An noted writer notes that the reproductive politics of certain political figures—coupled with derogatory comments toward childless women—amount to pronatalism. This ideology "typically merges worries about declining birth rates with opposition to immigration and anti-feminist ideas."
In a similar vein, analyses show that "attempts to raise the birth rate do not compensate for broader policies aimed at slashing government assistance initiatives like Medicaid and children's health insurance. The so-called 'pro-family' focus isn't merely about promoting having children. Instead, it is utilized as a tool to push a right-wing political program that threatens the health of women, bodily autonomy, and labor force involvement."
Incoherent Policies and Public Rejection
Together, the anti-immigration and pronatalist policies constitute an effort to artificially redirect the nation's demographic trajectory. In the end, both amount to senseless intimidation by individuals filled with hatred who unintentionally demonstrate that their claims to superiority must be rooted in race and gender; without these constructs, their arguments collapse into incoherent nonsense.
Much of the justification offered by the Trump team fails to align with tangible facts and real-world results. For example, maritime attacks in the southern Caribbean frequently focus on tiny boats not confirmed to be transporting drugs and not able of reaching US shores. Likewise, Venezuela's role in fentanyl trafficking is minimal, and its role in cocaine trafficking is much smaller than that of other South American nations.
The government's position extends to environmental policy, with a dismissal of "climate change ideology" and "Net Zero goals." There is a sentimental attachment to fossil fuels, especially coal mining, resulting in measures that force communities to spend money on obsolete and toxic energy sources while sabotaging affordable, clean alternatives. At the same time, health officials have advanced anti-scientific dietary schemes while weakening broader health protections.

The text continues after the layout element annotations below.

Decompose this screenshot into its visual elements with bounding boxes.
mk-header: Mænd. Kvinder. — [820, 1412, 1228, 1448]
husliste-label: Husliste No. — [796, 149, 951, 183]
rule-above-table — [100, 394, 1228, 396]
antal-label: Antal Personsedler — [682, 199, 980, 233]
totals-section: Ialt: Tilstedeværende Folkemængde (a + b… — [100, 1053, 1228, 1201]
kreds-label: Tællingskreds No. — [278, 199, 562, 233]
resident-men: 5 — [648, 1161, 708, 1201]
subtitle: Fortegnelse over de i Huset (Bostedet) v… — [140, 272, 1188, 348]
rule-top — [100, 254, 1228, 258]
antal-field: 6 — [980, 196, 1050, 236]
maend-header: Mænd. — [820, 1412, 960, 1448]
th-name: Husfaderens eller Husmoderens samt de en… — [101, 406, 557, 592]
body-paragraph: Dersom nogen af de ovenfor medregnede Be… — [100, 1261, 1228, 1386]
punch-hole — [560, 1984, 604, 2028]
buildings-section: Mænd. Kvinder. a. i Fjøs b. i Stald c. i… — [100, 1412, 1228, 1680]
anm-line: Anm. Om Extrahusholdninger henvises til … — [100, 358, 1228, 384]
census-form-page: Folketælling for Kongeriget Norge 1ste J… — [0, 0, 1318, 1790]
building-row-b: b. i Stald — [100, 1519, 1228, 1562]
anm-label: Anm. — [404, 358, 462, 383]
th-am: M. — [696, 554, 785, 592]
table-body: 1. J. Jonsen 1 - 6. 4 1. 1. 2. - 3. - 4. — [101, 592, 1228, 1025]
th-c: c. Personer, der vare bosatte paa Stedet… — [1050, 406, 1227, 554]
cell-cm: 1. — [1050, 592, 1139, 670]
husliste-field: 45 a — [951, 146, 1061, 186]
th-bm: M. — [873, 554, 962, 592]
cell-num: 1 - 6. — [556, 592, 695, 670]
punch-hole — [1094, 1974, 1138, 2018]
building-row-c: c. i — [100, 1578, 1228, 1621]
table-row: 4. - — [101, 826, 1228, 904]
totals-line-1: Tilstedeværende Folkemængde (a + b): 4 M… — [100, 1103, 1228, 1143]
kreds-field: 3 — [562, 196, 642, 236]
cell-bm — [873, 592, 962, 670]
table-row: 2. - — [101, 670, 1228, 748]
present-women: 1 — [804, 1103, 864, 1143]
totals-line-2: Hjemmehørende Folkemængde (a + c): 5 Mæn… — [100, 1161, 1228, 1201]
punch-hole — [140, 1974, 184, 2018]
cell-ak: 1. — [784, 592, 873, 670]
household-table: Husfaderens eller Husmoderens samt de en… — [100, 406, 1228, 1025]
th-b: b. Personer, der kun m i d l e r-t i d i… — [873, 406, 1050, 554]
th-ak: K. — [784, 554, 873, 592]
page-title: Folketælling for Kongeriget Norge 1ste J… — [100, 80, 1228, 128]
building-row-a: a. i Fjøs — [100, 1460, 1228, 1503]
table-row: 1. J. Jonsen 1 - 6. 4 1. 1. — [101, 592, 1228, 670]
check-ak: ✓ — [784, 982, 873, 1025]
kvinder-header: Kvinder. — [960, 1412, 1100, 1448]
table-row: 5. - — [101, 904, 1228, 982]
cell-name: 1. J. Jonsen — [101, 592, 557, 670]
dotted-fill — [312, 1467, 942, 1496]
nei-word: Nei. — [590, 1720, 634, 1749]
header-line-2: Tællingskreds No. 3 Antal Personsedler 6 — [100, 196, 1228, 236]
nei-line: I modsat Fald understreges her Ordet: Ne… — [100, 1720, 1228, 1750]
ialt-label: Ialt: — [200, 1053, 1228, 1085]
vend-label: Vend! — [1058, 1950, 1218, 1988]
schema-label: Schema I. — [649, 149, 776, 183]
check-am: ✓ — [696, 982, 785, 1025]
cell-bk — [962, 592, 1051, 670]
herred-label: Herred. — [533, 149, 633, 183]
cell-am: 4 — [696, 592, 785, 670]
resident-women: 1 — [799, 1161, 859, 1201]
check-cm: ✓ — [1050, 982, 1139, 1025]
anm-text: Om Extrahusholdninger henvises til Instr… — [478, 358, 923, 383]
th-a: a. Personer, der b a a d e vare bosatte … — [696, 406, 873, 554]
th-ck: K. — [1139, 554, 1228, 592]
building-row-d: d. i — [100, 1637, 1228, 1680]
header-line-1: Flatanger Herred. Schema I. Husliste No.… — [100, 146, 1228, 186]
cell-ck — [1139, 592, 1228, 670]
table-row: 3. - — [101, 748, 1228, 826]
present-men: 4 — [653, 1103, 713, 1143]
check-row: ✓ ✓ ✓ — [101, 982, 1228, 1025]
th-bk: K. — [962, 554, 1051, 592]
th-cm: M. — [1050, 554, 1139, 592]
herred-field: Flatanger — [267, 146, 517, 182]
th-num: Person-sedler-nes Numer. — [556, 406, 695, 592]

The core premise of the anti-immigrant offensive is that people of color born abroad are threatening outsiders. However, across the nation—from Los Angeles to Charlotte, Chicago to Portland—the government's own forces, immigration enforcement personnel, whom many residents view as the unwelcome, violent invaders.
No symbol is more powerful of the broad repudiation of this approach than the countless individuals mobilizing, demonstrating, facing danger and detention to defend their neighbors. City after city has stood up in defense of its residents. No amount of derogatory language and threats can alter this fundamental truth.